Past Employee Spotlight - Min Kim

Meet Min Kim, a past GTE intern.

Past Employee Spotlight - Min Kim
Article by
GTE Staff Writer
Article Date
August 22, 2022

Q: Can you tell me a bit about yourself, your background, and how you became interested in the investment management industry?

A: Sure, so my name is Min. I’m currently a rising junior at Carnegie Mellon University, majoring in Business administration with a concentration in finance and a minor in quantitative economics. I think my freshman year being all remote and everything done on zoom, I didn’t really have a chance to explore what I wanted to get into and do. In my sophomore year, I arrived on campus and got an opportunity to talk to a lot of people. I felt like finance was the right fit for me because I always wanted to do something that involved quantitative aspects, but also not to an extreme degree where I was just dealing with numbers the whole day. I wanted to find a subject that balanced logic and understanding with number-crunching, so finance was the way to go. 

Q: How did you hear about GTE, and why did you want to work at GTE?

A: Obviously, with finance majors, landing internships and jobs is a big concern.

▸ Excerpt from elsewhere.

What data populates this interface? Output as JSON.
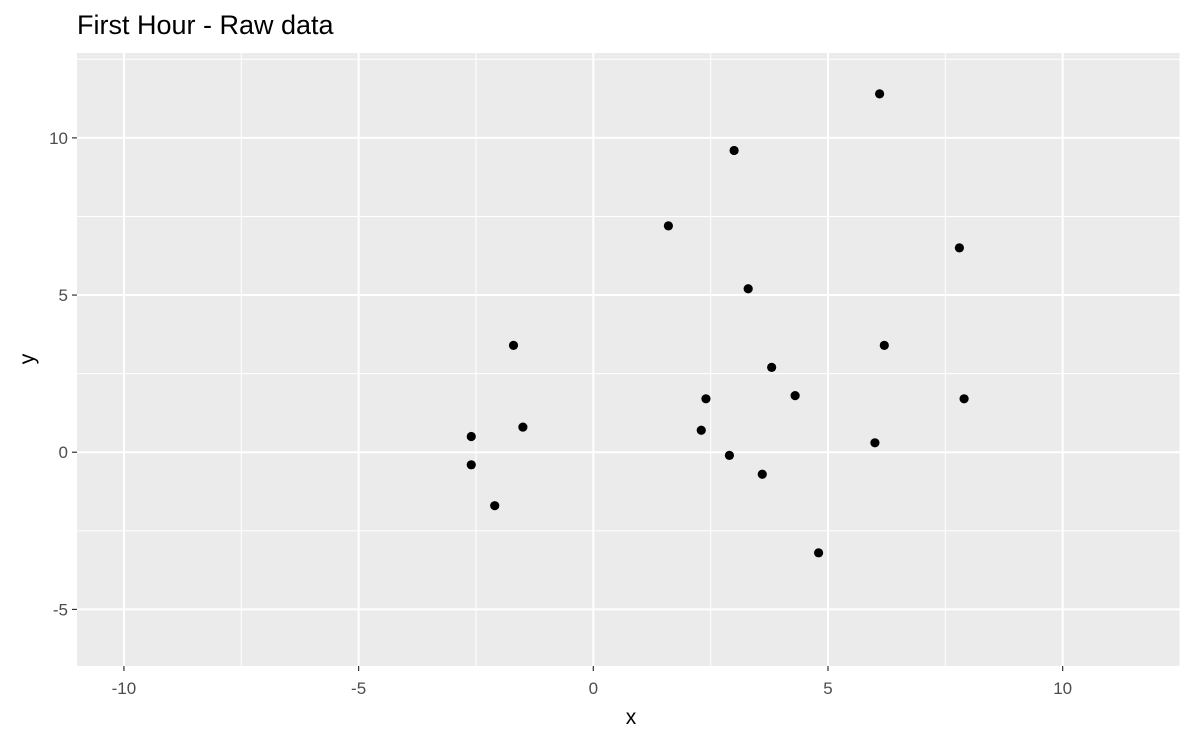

You want to get experience, and you want to get exposed to different settings. The way I heard about GTE was through a past intern named David Usewick, who just graduated and is going to Morgan Stanley this year. At the time, I didn’t know anything about the industry. Going into the interview, I had the mentality that I was going to work hard and whatever task they gave me, which I communicated to the partners at the fund. Luckily, I got the position. 

Q: Talk to me about your time at GTE? 

A: When I began working, I did a lot of company screening. We had a long list of companies at various stages in the search process that we deal-sourced for our operator-in-residence (OIR). When we weren’t working on outreach, we learned about financial modeling and were given resources to succeed in whatever field we wished to pursue in the future. I was impressed by the caliber of individuals that went through the GTE internship program and later found success in the investment management industry. Being able to talk to GTE alumni really helped me in terms of career development and such, and I would’ve missed this opportunity had I not done the internship.  

Q: Tell me more about the people at GTE? 

A: The community at GTE was relatively small, which I liked because it felt more tight knit and there wasn’t any corporate bureaucracy to deal with. I was really impressed with the caliber of the people at the helm of the company. Whenever we were analyzing deals and I was confused about a part of the deal, I felt like it was very easy for me to go up to an executive and always receive a great and informative answer. 

Q: What makes GTE special? 

A: GTE was also special for me because it was my first internship in a professional finance related workplace, so I really appreciate the firm for giving me experience that then led to future opportunities. GTE taught me about the importance of choosing a great culture. I believe people who are chosen by GTE to be private equity analysts are highly motivated individuals, but they are also nice people who are fun to be around. I never dreaded going to work during my time at GTE, and I think that says a lot about the firm’s culture. 

Q: Can you give some advice to current and future interns?

A: Try to be useful. With any internship or job, it is always possible to do the bare minimum and avoid being in the spotlight. You want to do the opposite. Employers love interns who go above and beyond. They want people to care about the current deals they are doing. They want you to ask questions and be curious. 

Another piece of advice is to spend your time wisely. Yes, it is important to have fun with your friends (and obviously I had a great time at GTE), but you can have a great time while also getting a lot of work done. If you don’t plan on staying in the search fund space, you can still find a lot of tasks that parallel what you want to do in the future. Lastly, I would say structure your questions wisely. Don’t just say “is there anything I can help you with?” Instead, say something like “I saw that you were planning on reaching out to this person or acquiring xyz company, and I would love to learn more about this space, so I was wondering if I could be a part of this project?” If you are curious and proactive, you will make a great intern. 

Q: As you know, GTE’s business model is to essentially bet on aspiring entrepreneurs. Has working at GTE changed your views on entrepreneurship and would you consider pursuing an entrepreneurial path in the future?

A: The truth is I don’t know. I’m doing investment banking at Lazard my junior summer, so that’s the field in which I’m starting my career. Entrepreneurship is very hard, and I have a lot of respect for people who go down that path. Perhaps at some point down the road, I’ll give it a shot, but I’m not actively pursuing or thinking about entrepreneurship at the moment.